On the other hand, am getting negative response for the suggestion on XmlSchemaSimpleType.ParseValue() which validates string considering facets. But I believe that XML Schema based developers will be absolutely appreciated by that feature. For example, it will be mandatory for XQP project that must support user-defined type constructor defined in the section 5 of W3C XQuery Functions and Operators specification. Microsoft guys might want to help your development.
It depends on you, XML developers, whether Microsoft will improve their library or not. We could provide our own advantages, but it would be still better that your advanced code will run on MS.NET too.
(FYI: You can "vote" for the suggestions ;-)
I've 90% finished XmlSchemaInference. I implemented it only because .NET 2.0 contains it.
XmlSchemaInference is very useful. For example, if you have such document like:
It creates two different definition of "product" elements. Here is the infered schema and generated serializable class.
So now I wonder if I had better port the same feature to Commons.Xml.Relaxng. RELAX NG is not so sucky than XML Schema, so I might be able to provide better XML structure inference engine. But XML structure inference itself is not so fun.
... after some thoughts, I decided to enter a new suggestion to MS feedback center which seems working again recently.
I found that the Last Call working draft of xml:id was out. But I think xml:id will be incompatible with Canonical XML (xml-c14n). Below is an excerpt from 2.4 Document Subsets in xml-c14n W3C REC:
The processing of an element node E MUST be modified slightly when an XPath node-set is given as input and the element's parent is omitted from the node-set. The method for processing the attribute axis of an element E in the node-set is enhanced. All element nodes along E's ancestor axis are examined for nearest occurrences of attributes in the xml namespace, such as xml:lang and xml:space (whether or not they are in the node-set). From this list of attributes, remove any that are in E's attribute axis (whether or not they are in the node-set). Then, lexicographically merge this attribute list with the nodes of E's attribute axis that are in the node-set. The result of visiting the attribute axis is computed by processing the attribute nodes in this merged attribute list.
Well, I don't think xml:id is wrong here. It is xml-c14n that is based on non-committed premises that all xml:* attributes must be inherited (yes, xml:lang, xml:space and xml:base were). Anyways, don't worry about that incompatibility. Canonical XML is already incompatible with XML Infoset with related to namespace information items.

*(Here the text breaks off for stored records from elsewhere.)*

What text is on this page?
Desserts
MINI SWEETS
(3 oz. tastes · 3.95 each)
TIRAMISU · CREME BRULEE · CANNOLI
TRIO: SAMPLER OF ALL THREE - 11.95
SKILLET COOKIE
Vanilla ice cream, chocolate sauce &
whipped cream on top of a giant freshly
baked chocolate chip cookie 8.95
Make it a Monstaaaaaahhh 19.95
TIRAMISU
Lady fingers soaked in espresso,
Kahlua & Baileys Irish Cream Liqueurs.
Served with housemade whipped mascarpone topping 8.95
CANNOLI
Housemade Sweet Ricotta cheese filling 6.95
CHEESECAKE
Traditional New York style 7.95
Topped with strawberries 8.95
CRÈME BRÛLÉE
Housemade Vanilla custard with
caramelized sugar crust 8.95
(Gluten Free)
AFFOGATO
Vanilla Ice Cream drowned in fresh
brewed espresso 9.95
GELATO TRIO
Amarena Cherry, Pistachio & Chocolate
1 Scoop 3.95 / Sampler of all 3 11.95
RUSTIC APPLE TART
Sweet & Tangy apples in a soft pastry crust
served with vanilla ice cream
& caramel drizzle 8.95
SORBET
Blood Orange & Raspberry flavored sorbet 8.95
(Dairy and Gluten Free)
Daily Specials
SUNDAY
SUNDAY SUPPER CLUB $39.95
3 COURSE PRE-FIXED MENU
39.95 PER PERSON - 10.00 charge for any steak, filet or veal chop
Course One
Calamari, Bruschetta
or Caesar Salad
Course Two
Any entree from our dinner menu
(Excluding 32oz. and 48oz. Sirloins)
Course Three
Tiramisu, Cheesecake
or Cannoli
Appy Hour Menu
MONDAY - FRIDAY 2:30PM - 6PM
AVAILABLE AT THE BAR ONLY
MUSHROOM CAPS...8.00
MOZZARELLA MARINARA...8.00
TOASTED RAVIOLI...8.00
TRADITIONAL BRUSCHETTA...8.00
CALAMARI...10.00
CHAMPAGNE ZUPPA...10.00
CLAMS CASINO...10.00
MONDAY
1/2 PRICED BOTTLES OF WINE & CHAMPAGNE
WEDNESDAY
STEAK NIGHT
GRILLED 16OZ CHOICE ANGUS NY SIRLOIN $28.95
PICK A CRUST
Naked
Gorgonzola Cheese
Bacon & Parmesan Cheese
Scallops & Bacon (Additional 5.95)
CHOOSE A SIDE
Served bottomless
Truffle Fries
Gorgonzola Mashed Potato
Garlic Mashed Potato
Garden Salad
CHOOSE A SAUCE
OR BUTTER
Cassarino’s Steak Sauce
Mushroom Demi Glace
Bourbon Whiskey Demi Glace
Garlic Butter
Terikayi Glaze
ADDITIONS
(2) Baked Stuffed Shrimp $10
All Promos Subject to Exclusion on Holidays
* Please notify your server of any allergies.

Many of my friends have been saying that they feel sorry for Rupert that he does not have any more clothes in this cold season. Today I was hanging around Shibuya (central Tokyo area) with my friends, and they were so kind to buy a new one for him (from my budget). Now he looks younger than before.
I was escaping from /doc stuff and looking into xsd inference task (I cannot stand working only on that annoying task). I wrote some notes but incomplete. Apparently the most difficult area is particle inference, but right now not so many ideas. My current idea is to support non-XmlSchema language.